Raising a Child With A mental Illness...


   Raising children is not easy in the best of curcumstances is never easy but add into the mix a diagnosis as ugly as mental illness and all bets are off. The stakes were just raised and your job just got alot harder. I know, I'm raising a child who is mentally ill.

  I knew from the begining I was going to have my hands full with this child. Although he wasn't diagnosed until much later, I knew from the time he was very young that he was going to be special.
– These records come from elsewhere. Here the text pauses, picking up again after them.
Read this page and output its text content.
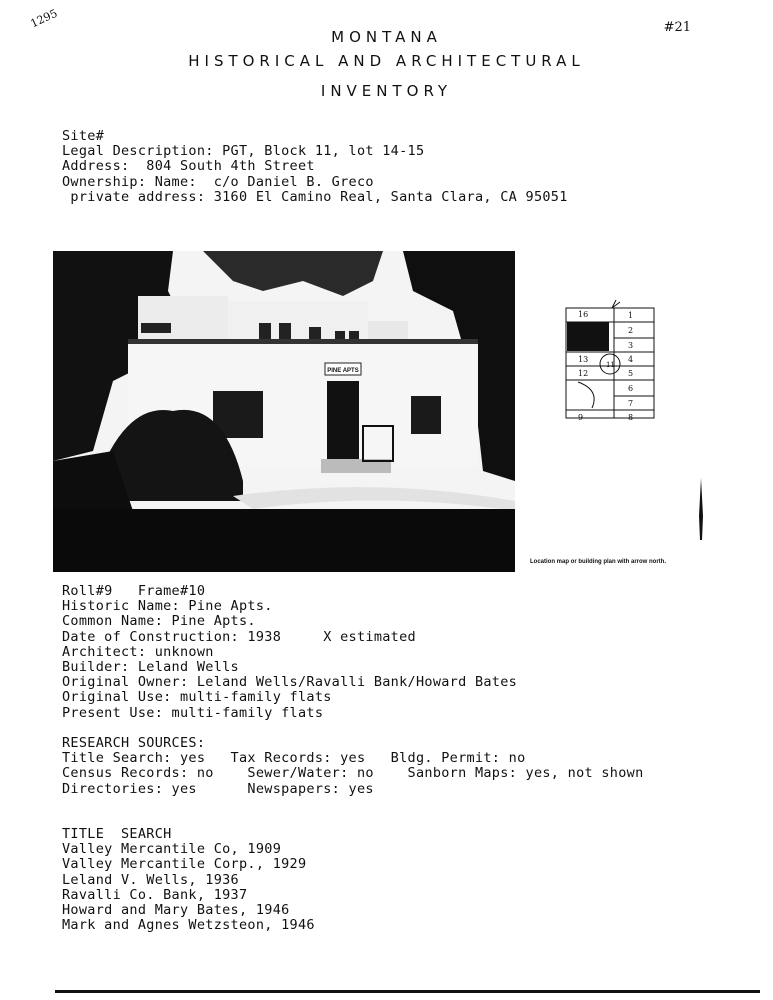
1295	#21
MONTANA
HISTORICAL AND ARCHITECTURAL
INVENTORY
Site#
Legal Description: PGT, Block 11, lot 14-15
Address:  804 South 4th Street
Ownership: Name:  c/o Daniel B. Greco
private address: 3160 El Camino Real, Santa Clara, CA 95051
PINE APTS
16	1
2
3
13	4
12	5
6
7
9	8
11
Location map or building plan with arrow north.
Roll#9   Frame#10
Historic Name: Pine Apts.
Common Name: Pine Apts.
Date of Construction: 1938     X estimated
Architect: unknown
Builder: Leland Wells
Original Owner: Leland Wells/Ravalli Bank/Howard Bates
Original Use: multi-family flats
Present Use: multi-family flats
RESEARCH SOURCES:
Title Search: yes   Tax Records: yes   Bldg. Permit: no
Census Records: no    Sewer/Water: no    Sanborn Maps: yes, not shown
Directories: yes      Newspapers: yes
TITLE  SEARCH
Valley Mercantile Co, 1909
Valley Mercantile Corp., 1929
Leland V. Wells, 1936
Ravalli Co. Bank, 1937
Howard and Mary Bates, 1946
Mark and Agnes Wetzsteon, 1946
  He was diagnosed when he was ten, and by this time it was almost a relief. ADHD*. I put off having him diagnossed until things got so bad I didn't have a choice. At that time everyone had ADD/ADHD*, that seemed to be the catch all "diagnossis" for kids that had behavior problems, or were doing poorly in school. I did not want my child, my baby, labled as a "problem child". As it turns out that was the least of my worries.
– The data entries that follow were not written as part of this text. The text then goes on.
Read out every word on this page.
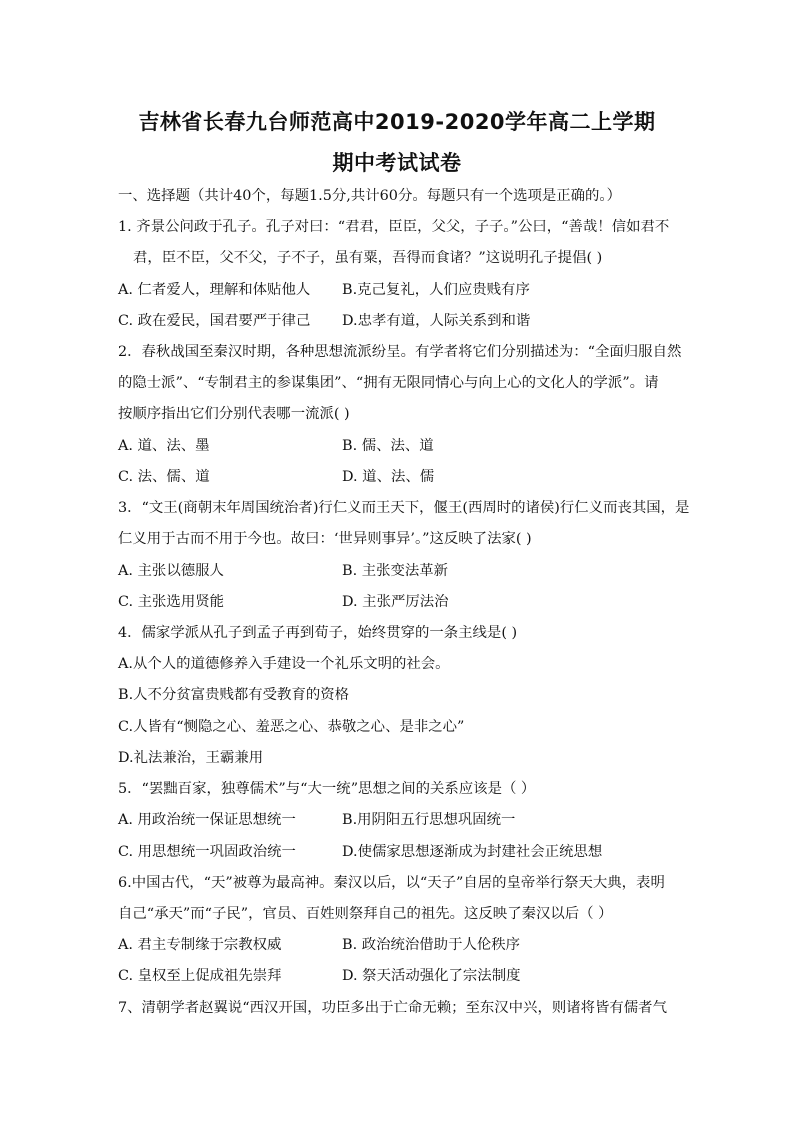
吉林省长春九台师范高中2019-2020学年高二上学期
期中考试试卷
一、选择题（共计40个，每题1.5分,共计60分。每题只有一个选项是正确的。）
1. 齐景公问政于孔子。孔子对曰：“君君，臣臣，父父，子子。”公曰，“善哉！信如君不
君，臣不臣，父不父，子不子，虽有粟，吾得而食诸？”这说明孔子提倡( )
A. 仁者爱人，理解和体贴他人 B.克己复礼，人们应贵贱有序
C. 政在爱民，国君要严于律己 D.忠孝有道，人际关系到和谐
2．春秋战国至秦汉时期，各种思想流派纷呈。有学者将它们分别描述为：“全面归服自然
的隐士派”、“专制君主的参谋集团”、“拥有无限同情心与向上心的文化人的学派”。请
按顺序指出它们分别代表哪一流派( )
A. 道、法、墨	B. 儒、法、道
C. 法、儒、道	D. 道、法、儒
3．“文王(商朝末年周国统治者)行仁义而王天下，偃王(西周时的诸侯)行仁义而丧其国，是
仁义用于古而不用于今也。故曰：‘世异则事异’。”这反映了法家( )
A. 主张以德服人	B. 主张变法革新
C. 主张选用贤能	D. 主张严厉法治
4．儒家学派从孔子到孟子再到荀子，始终贯穿的一条主线是( )
A.从个人的道德修养入手建设一个礼乐文明的社会。
B.人不分贫富贵贱都有受教育的资格
C.人皆有“恻隐之心、羞恶之心、恭敬之心、是非之心”
D.礼法兼治，王霸兼用
5．“罢黜百家，独尊儒术”与“大一统”思想之间的关系应该是（ ）
A. 用政治统一保证思想统一	B.用阴阳五行思想巩固统一
C. 用思想统一巩固政治统一	D.使儒家思想逐渐成为封建社会正统思想
6.中国古代，“天”被尊为最高神。秦汉以后，以“天子”自居的皇帝举行祭天大典，表明
自己“承天”而“子民”，官员、百姓则祭拜自己的祖先。这反映了秦汉以后（ ）
A. 君主专制缘于宗教权威	B. 政治统治借助于人伦秩序
C. 皇权至上促成祖先崇拜	D. 祭天活动强化了宗法制度
7、清朝学者赵翼说“西汉开国，功臣多出于亡命无赖；至东汉中兴，则诸将皆有儒者气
* ADD/ADHD Attention deficit desorder/ Attention Deficit Hypreactivity Disorder

* ADHD Attention Deficit Hyperactivity Disorder

  After the ADHD diagnosis I decided putting him on meds was the easy way out. We tried behavior modification at home and at school with very minimal results. When he was about 13 things really started getting out of control. On top of his usual hyperness and not sleeping he became increasingly agitated and violent. Starting arguments with me and fights with his brother that I would have to break up daily. I did not think much about the fights with his brother, boys will be boys right? Wrong. He became increasingly violent at school and at home to the point he was even swinging at me. Something had to be done and soon.He started seeing a therapist. The first in a long string of them, I think there were four or five before we found one that he "clicked with".

   He was started on Focalin (extended release) and WOW! It was like I had my baby back. The sweet, loving, caring little boy I remembered from years ago. He was able to watch a tv show without talking through the whole thing, play a game without throwing something, and the biggest shock was watching him sit in the floor of a busy emergency room reading a book. I have not been able to get this kid to sit still for more than a few minites in his whole life. Now he was sitting here reading a book.

  After a few months of being on the Focalin and continuing with his therapist I started to notice some of his old behavior starting to creap back up, so his Focalin was increased. This started the medication roller coaster. As most of you know once the ride has started you can not get off. Since this time hes been on many different meds, dealing with the many different side effects the meds bring on. Headachs, nausea, shaky hands, sweating, sleeplessness.

 Several years later he finally found a mecication that worked for him. In fact it was working so well at controlling his ADHD other symptoms started to show up. I didn't know it at the time, thinking it was his usual ADHD symptoms I schedualed an appointment with his psyciatrist thinking his meds we no longer working, boy was I wrong. Thats when the other diagnosis started. Anxioty was the first, he was started on an anti-depressant and we had another WOW moment. The difference was night and day, the mood swings that had been so prevalent were now less, his paranoia was less, but slowly more and more things were being noticed. The depression, the manic episodes, the obsessions had also started by this time as well.

  By the time he was fifteen or sixteen his official diagnosis was ADHD with OCD* tendencies, an anxioty disorder, sleep disorder, and the one every parent loves to hear Bi-Polar.

 I feel like I have spent most of my life fighting for my son. I have spent all of his life fighting for him. In the process of fighting to help him I realized that I could make a difference not only in his life but in the lives of so many others suffering with mental illness.